The cost-of-living crisis "risks making the situation worse", Audit Scotland says.
Meanwhile, disruption from the pandemic means no child poverty statistics are available after 2019-20, which was the half-way point in the Scottish Government's first child poverty plan. However, it would "not be possible" to assess the effectiveness of the 2018-22 child poverty plan even if that data was available, the report says, because the Scottish Government failed to set out what impact its plan was expected to have. While the second child poverty delivery plan has a "more joined-up approach" that takes in central and local government as well as partners, detailed planning is needed and the views of children and families must be "meaningfully" involved.
Auditor General Stephen Boyle said: "Poverty affects every aspect of a child's wellbeing and life chances and has wider implications for society.
"The Scottish Government needs to work with its partners to quickly set out the detail of how the second child poverty plan will be delivered, monitored and evaluated.
"Government policy takes time to have an impact on child poverty and so it is essential ministers also act now to set out options for reaching their long-term targets in 2030."
Accounts Commission chair William Moyes added: "Councils have a key role to play in tackling child poverty through measures such as housing, education, childcare and employability. But there is limited information available across councils about what they are doing and its impact. Better collection and sharing of information about councils’ child poverty work will help support learning and improvement across Scotland."
Responding to the findings, Chris Birt of the Joseph Rowntree Foundation said the Scottish Government "have the diagnosis right, but the prescription needs to be much stronger".
"A huge cut in the funding promised for employment support for parents, when they are already struggling and there are significantly challenging business conditions forecast for next year, is not an encouraging sign,” he continued.

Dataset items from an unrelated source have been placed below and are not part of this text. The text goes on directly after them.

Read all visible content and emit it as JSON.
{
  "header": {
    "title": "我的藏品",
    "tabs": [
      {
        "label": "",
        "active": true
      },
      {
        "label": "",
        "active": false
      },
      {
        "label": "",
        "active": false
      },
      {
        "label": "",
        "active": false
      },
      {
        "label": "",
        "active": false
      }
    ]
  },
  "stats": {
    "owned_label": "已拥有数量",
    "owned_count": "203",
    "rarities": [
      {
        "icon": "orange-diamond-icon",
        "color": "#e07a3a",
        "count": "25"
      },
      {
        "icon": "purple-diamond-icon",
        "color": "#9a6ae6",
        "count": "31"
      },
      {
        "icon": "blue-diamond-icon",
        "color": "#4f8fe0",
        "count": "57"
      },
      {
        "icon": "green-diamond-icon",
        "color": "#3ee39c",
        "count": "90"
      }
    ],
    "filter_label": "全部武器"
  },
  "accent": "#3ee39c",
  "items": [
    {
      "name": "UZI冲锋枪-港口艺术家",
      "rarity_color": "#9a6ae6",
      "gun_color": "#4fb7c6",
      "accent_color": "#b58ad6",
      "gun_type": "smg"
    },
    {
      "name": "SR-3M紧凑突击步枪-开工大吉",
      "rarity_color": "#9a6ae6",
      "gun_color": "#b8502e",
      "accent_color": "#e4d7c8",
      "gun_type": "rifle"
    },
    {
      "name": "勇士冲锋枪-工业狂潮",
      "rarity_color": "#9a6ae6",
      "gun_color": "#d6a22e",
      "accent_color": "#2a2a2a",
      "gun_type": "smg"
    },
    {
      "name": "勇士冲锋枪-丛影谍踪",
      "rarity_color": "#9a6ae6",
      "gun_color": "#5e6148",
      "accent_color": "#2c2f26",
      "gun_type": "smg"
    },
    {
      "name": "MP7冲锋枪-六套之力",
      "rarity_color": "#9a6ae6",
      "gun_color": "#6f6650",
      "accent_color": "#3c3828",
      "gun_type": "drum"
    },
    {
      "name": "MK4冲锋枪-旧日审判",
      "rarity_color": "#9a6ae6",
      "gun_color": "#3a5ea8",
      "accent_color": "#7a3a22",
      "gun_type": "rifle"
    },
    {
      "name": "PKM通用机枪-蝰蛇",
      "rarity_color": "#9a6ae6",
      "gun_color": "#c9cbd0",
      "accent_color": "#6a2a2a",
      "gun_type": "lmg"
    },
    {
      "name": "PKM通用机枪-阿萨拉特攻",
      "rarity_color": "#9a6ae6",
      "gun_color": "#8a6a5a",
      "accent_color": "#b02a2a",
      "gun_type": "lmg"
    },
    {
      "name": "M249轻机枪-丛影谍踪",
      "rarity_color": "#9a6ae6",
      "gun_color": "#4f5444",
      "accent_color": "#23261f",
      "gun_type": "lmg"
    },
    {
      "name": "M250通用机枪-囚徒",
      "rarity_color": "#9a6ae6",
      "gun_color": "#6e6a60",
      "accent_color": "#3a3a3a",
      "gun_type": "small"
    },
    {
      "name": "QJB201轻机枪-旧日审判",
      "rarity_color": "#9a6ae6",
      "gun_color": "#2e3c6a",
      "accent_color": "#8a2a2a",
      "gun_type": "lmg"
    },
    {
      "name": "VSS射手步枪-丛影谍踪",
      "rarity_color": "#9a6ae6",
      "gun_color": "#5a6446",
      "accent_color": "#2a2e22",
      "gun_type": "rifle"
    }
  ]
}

"While, as Audit Scotland argue, these programmes would benefit from more substantial evaluation, it is worrying that such preventative action is being sidelined."
A Scottish Government spokesperson said the report will be given "careful consideration", stating: "Tackling child poverty is a national mission. We invested an estimated £8.5bn in supporting low income households between 2018-22, of which £3.3bn directly benefitted children.
"Our second Tackling Child Poverty Delivery Plan, 'Best Start, Bright Futures', sets out our actions to tackle child poverty still further, including our focus on long-term parental employment support, increased social security, and measures to reduce household costs.
"This includes increasing the Scottish Child Payment to £25 per eligible child per week from 14 November, a 150 per cent increase within eight months, with the 'game-changing' anti-poverty benefit also opening to applications for eligible under-16s from that date."